The most important function of any leader – whether you’re running a company or a country – is to come up with a winning strategy. The key word here isn’t “strategy,” it’s “winning.” Anyone can come up with an idea, a product, a plan. What separates great leaders from the pack is consistently coming up with winning ones.
Look at it this way. When you see a doctor, do you want someone who just practices medicine, or do you want a professional who will come up with the right diagnosis or perform a successful procedure?

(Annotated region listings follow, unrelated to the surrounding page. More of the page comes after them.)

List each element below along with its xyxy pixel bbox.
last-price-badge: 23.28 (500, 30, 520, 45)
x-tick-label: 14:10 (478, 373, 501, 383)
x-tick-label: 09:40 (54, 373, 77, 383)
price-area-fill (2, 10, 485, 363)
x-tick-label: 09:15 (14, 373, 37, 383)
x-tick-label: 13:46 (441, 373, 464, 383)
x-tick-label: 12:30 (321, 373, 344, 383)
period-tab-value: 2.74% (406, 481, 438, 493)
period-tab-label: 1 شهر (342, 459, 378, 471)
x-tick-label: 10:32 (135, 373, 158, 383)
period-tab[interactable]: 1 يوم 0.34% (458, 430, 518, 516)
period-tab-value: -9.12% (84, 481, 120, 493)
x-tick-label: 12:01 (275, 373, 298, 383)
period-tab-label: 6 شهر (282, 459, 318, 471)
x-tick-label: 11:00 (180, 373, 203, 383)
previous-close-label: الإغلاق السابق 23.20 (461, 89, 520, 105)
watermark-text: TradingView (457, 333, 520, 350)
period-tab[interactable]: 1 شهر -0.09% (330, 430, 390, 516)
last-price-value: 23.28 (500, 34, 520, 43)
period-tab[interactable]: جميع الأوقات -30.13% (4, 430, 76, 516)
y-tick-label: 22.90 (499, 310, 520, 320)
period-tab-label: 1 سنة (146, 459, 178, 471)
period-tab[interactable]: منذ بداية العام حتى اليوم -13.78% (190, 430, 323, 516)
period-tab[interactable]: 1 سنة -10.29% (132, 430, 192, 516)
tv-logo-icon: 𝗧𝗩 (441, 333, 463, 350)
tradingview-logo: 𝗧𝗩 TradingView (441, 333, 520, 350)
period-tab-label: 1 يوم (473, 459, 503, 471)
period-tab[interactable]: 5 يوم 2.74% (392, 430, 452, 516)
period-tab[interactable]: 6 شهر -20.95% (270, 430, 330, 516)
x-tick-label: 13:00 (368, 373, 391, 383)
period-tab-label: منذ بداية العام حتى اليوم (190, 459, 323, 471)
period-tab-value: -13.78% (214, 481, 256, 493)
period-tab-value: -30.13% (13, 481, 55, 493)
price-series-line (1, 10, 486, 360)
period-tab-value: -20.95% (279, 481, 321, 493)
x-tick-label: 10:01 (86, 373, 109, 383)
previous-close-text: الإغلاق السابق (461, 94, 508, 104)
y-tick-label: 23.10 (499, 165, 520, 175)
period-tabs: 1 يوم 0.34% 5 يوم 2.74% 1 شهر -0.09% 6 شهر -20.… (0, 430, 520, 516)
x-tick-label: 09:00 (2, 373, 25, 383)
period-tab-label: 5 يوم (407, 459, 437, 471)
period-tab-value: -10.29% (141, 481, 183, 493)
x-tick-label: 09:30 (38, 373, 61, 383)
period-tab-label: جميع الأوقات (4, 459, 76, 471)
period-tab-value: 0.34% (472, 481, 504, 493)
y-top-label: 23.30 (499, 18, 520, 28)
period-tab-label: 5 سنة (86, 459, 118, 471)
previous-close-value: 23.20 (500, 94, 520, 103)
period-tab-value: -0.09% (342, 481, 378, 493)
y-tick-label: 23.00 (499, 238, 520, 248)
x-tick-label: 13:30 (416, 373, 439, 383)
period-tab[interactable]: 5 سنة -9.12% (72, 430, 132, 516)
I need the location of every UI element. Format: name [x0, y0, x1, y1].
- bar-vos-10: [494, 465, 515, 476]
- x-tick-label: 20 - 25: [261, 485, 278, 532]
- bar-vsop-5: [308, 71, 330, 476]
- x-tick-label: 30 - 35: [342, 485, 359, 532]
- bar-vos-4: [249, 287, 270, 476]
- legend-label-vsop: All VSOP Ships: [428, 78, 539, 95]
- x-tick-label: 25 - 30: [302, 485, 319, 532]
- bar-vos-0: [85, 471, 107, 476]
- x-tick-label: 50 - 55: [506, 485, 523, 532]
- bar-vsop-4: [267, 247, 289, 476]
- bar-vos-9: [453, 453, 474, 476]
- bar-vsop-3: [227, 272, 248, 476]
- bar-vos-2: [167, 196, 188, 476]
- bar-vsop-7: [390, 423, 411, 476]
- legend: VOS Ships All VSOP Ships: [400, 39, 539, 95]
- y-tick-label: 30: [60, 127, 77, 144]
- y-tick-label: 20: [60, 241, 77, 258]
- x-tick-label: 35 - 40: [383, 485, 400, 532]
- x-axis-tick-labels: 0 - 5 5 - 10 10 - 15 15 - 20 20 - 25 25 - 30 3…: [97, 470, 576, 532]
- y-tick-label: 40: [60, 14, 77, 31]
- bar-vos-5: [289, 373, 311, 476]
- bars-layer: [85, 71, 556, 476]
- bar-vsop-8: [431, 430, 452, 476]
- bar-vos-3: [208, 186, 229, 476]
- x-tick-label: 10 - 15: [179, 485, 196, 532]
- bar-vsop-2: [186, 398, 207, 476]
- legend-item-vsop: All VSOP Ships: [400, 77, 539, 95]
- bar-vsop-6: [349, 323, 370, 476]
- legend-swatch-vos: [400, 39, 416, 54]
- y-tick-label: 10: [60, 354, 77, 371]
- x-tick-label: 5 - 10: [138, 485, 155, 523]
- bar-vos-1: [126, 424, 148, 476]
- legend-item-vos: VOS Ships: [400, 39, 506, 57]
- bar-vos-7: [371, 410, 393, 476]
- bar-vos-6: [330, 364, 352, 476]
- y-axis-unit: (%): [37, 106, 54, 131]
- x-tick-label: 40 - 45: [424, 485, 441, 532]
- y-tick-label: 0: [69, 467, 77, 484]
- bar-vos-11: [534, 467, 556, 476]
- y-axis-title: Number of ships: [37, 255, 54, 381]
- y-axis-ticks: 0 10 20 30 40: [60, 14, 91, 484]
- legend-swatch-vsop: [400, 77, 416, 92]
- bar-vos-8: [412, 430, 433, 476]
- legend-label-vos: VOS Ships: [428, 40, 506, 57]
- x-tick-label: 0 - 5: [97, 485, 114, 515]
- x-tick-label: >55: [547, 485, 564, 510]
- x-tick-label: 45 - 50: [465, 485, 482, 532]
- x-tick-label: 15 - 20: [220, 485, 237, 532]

Do you hire an attorney to draft any old contract or just fumble around in court or do you want one to come up with an airtight agreement and be a winning litigator?
Do you contract a builder who uses antiquated techniques or one with state-of-the-industry knowledge, capability, and tools?
It’s the same with leaders. Anyone can try to lead. Believe me, all sorts of losers do. But the definition of a leader who isn’t very effective at his job is one who can’t come up with a winning strategy, so he follows close behind someone who can.
The job of every CEO and business leader is to come up with strategies and plans that beat the competition. The great ones do. They innovate. They lead. They execute. And they win. The poor ones don’t. They follow. They fall further and further behind. And ultimately, they lose. Trust me, the latter result is never by choice. Never.”